All these sartorial choices were questioned when we got there and saw the long line of people waiting to get in all in suits and ties and dresses and high heels and saris. Feeling rather shabby we joined the line and realized that it was there because of some name checking that was happening. Now, we had been reliably informed that normally all you had to do was turn up with your passport/national ID, and you and your ‘accompanying person’ would get it. But this year, for some reason, they went all batshit security mad, and everyone had to be on a list and have an email or a card, etc. We also realized that by ‘accompanying person’ they meant partner. Flamenca promptly declared that I was her husband’s wife and we twiddled our thumbs as we inched closer and closer to the woman in ill-fitting sari who was checking. Flamenca told her that we were on the list but hadn’t received the email. She, obviously, didn’t find us on the list, and then directed us to talk to another woman, who was in a rather better fitting lehenga choli. We milled about waiting for her to see us, and then someone else we know came up and said I don’t have email either. At which point we decided to just walk in. And we did!
As we rounded the corner (the embassy is in this EXQUISITE brit era house like the one that my friend Chica used to live in cos his dad was in the IFS) and ran smack into another line. Wondering what this was, we shuffled along making desultory conversation, with the Spaniards exclaiming that this was excessive and embarrassing I was asked if I was Colombian. Actually I was asked this often that night and I always said yes =D But then I had to say no, cos you know lies and all. Anyway, it turned out that the line was to shake hands with the ambassador, his wife and two more men. It was hilarious.
Eventually released into the huge garden, we fell like wolves upon the Spanish wine and the bits of tortilla, which I was eventually informed were for TASTING ONLY. The wine was exquisite, as always, but the food was terrible. It was mediocre Punjabi food. Ugh.
We knew a lot of people at that party, so we flitted about saying hello and whatnot. I ran into an old professor, who has not changed a bit–I shall say no more to be diplomatic. But the main problem with that party was that it was too damn European! Seriously. All stiff-necked and snooty.
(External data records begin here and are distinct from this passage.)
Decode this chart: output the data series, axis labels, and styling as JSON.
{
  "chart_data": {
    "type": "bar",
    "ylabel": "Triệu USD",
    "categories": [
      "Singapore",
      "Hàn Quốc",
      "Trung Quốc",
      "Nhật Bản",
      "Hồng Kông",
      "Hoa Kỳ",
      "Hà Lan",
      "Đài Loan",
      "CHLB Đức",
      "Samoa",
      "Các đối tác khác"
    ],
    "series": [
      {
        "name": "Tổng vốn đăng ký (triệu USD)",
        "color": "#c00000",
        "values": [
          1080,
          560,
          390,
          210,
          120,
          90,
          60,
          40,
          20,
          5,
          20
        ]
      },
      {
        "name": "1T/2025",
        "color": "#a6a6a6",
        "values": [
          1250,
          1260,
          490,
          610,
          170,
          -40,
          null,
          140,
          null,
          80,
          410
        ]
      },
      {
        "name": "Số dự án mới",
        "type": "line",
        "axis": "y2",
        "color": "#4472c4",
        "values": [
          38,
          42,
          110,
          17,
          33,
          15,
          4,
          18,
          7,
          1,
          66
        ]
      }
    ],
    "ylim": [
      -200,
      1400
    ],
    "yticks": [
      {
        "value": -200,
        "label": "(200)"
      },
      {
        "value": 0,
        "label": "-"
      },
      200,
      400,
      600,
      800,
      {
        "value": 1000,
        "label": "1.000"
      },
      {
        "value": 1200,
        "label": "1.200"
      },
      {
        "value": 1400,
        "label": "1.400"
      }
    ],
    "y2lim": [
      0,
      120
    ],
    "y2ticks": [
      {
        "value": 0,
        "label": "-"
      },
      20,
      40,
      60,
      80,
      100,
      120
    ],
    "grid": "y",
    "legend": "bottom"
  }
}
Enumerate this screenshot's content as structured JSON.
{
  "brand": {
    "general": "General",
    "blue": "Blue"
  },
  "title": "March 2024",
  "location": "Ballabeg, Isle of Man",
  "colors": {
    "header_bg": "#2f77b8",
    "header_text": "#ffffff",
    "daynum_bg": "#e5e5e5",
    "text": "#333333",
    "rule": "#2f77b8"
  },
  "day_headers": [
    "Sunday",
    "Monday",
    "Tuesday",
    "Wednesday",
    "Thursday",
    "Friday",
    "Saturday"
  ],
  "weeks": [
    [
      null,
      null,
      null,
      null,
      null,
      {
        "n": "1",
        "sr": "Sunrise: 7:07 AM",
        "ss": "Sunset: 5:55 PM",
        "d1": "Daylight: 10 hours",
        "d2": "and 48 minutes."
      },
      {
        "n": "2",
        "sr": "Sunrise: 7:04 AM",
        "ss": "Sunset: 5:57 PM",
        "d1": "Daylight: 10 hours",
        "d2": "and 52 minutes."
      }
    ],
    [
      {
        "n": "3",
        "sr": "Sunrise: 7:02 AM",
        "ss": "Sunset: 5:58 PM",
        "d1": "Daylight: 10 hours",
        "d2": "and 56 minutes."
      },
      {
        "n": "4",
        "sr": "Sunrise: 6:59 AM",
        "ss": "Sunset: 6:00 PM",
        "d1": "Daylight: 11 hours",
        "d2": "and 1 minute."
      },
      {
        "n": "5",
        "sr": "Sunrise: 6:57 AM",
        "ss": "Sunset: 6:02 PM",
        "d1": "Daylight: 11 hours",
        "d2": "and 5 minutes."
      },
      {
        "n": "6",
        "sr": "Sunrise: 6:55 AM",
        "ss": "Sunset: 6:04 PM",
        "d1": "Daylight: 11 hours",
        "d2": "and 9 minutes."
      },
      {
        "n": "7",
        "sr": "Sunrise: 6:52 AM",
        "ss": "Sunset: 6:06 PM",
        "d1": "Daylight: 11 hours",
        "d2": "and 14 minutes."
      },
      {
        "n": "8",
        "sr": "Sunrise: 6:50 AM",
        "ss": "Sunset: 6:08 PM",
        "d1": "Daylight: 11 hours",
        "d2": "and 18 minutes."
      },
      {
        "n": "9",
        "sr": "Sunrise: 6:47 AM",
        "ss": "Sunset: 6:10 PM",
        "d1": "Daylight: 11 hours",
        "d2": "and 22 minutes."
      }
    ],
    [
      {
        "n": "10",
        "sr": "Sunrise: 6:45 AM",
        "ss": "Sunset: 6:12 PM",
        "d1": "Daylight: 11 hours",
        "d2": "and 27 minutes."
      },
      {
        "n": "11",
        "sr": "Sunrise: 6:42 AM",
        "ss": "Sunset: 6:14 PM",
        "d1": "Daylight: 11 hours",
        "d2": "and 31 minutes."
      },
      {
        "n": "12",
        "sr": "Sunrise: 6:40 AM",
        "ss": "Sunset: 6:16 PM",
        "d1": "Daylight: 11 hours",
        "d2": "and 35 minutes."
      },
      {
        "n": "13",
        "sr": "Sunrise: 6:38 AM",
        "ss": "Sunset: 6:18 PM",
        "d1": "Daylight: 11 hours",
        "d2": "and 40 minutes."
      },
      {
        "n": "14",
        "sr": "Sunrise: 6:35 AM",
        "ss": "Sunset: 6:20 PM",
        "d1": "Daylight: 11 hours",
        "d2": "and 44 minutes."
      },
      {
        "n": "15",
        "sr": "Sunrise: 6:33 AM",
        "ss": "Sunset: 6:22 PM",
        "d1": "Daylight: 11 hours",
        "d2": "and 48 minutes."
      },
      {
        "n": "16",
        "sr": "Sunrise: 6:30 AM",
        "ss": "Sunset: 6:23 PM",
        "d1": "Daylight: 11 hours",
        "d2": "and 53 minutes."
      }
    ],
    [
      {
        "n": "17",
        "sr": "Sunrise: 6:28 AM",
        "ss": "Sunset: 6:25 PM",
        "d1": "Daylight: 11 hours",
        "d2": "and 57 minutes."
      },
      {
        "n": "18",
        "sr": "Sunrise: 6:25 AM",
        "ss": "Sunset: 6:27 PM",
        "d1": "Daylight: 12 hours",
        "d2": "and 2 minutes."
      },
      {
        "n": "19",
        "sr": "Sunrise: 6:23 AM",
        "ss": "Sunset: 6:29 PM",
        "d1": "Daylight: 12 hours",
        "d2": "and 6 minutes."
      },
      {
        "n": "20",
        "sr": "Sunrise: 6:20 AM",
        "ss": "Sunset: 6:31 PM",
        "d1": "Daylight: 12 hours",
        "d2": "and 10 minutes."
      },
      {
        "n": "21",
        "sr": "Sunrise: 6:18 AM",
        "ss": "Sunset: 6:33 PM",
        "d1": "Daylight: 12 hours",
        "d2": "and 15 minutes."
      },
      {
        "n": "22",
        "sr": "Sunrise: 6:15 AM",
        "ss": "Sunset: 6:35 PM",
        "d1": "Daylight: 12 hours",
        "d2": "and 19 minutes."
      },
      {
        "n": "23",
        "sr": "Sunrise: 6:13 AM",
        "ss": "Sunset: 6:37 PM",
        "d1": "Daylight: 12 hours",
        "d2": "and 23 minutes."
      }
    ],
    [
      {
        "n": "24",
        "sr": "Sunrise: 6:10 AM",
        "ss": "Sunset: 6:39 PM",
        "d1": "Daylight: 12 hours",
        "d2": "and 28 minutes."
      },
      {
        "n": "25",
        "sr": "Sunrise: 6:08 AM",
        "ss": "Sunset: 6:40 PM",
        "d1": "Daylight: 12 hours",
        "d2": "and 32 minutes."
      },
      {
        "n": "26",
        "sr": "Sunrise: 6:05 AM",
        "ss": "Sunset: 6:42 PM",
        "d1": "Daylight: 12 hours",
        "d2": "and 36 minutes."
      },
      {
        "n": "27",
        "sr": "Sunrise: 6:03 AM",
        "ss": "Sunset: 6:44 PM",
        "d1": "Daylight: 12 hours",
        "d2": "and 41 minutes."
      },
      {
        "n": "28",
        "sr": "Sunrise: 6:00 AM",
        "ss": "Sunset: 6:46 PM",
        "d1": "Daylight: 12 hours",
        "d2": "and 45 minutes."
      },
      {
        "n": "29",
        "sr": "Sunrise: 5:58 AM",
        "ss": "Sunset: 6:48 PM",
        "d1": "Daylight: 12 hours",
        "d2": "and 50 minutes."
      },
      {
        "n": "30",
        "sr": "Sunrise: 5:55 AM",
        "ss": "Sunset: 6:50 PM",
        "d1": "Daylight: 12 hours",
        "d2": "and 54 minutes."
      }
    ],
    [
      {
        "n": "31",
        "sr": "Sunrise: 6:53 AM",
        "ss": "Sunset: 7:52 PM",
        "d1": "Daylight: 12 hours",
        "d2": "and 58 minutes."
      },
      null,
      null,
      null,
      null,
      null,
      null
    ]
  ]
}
Eventually we created a sidebar next to the pool (!!), with Flamenca and Mr Flamenca, their bassist and his wife, me, and a couple that Flamenca inadvertently set up by making them dance at a concert. The Syrian bassist, who looks for some reason like he’s from the secret police, would walk to the bar and say give us a bottle of red and they’d just meekly hand it over. At one point we started getting them in twos! This miniparty was, of course, much fun, with all us hippies having random conversations such as the use of the subjunctive in English etc. That one was sparked by the bassist asking me how long I’d been in India. If I had a dollar…
At one point, the DJ started to play Señorita. And it is hysterical the way nearly half the party just surged onto the dance floor and began to boogie like mad doing fake flamenco. Really. I couldn’t dance for laughing. Then they played chammak challo, which sparked even more hysteria. Then they switched to Spanish music.
The rest of the details of that night escape me, but there were some really bizarre highlights. Flamenca is doing some work with a couple of businessmen, one in his late forties and one in his late sixties. She calls the latter Mick Jagger because she says he’s very youthful in this unnerving way. I dismissed her out of hand, saying there’s no way a sixty-year-old could be hot. And then I met him. Holy Mary mother of Jesus! It is just wrong that a man his age should be that attractive. It didn’t help that he was all superbly dressed and horrible chivalrous and flirty.
Then there is this particular gay man who used to be very thick with us, but got bitchier and bitchier and we decided to ignore him. He was there, and then very drunkenly wanted to bond with both of us. At the end of the night, he was standing at the table with Flamenca, me and the businessmen, and he began to tell us how he wanted to get home really fast because HE WAS GOING TO HAVE SEX WITH HIS HUSBAND! ‘MY HUSBAND HAS SUCH A HUGE COCK AND I LOVE HAVING SEX WITH HIM BIM BAM BOOM!’ We were in shock. Then he said ‘MY HUSBAND HAS GIANT BALLS FILLED WITH SEMEN.’ This was too much for us and we had to run away and giggle frantically.
And then there was the mad auto ride at 2am, all the way back here and the frantic devouring of dosias made form idle batter before collapsing in bed, to wake up the next morning and make strange cat videos with G-Jams.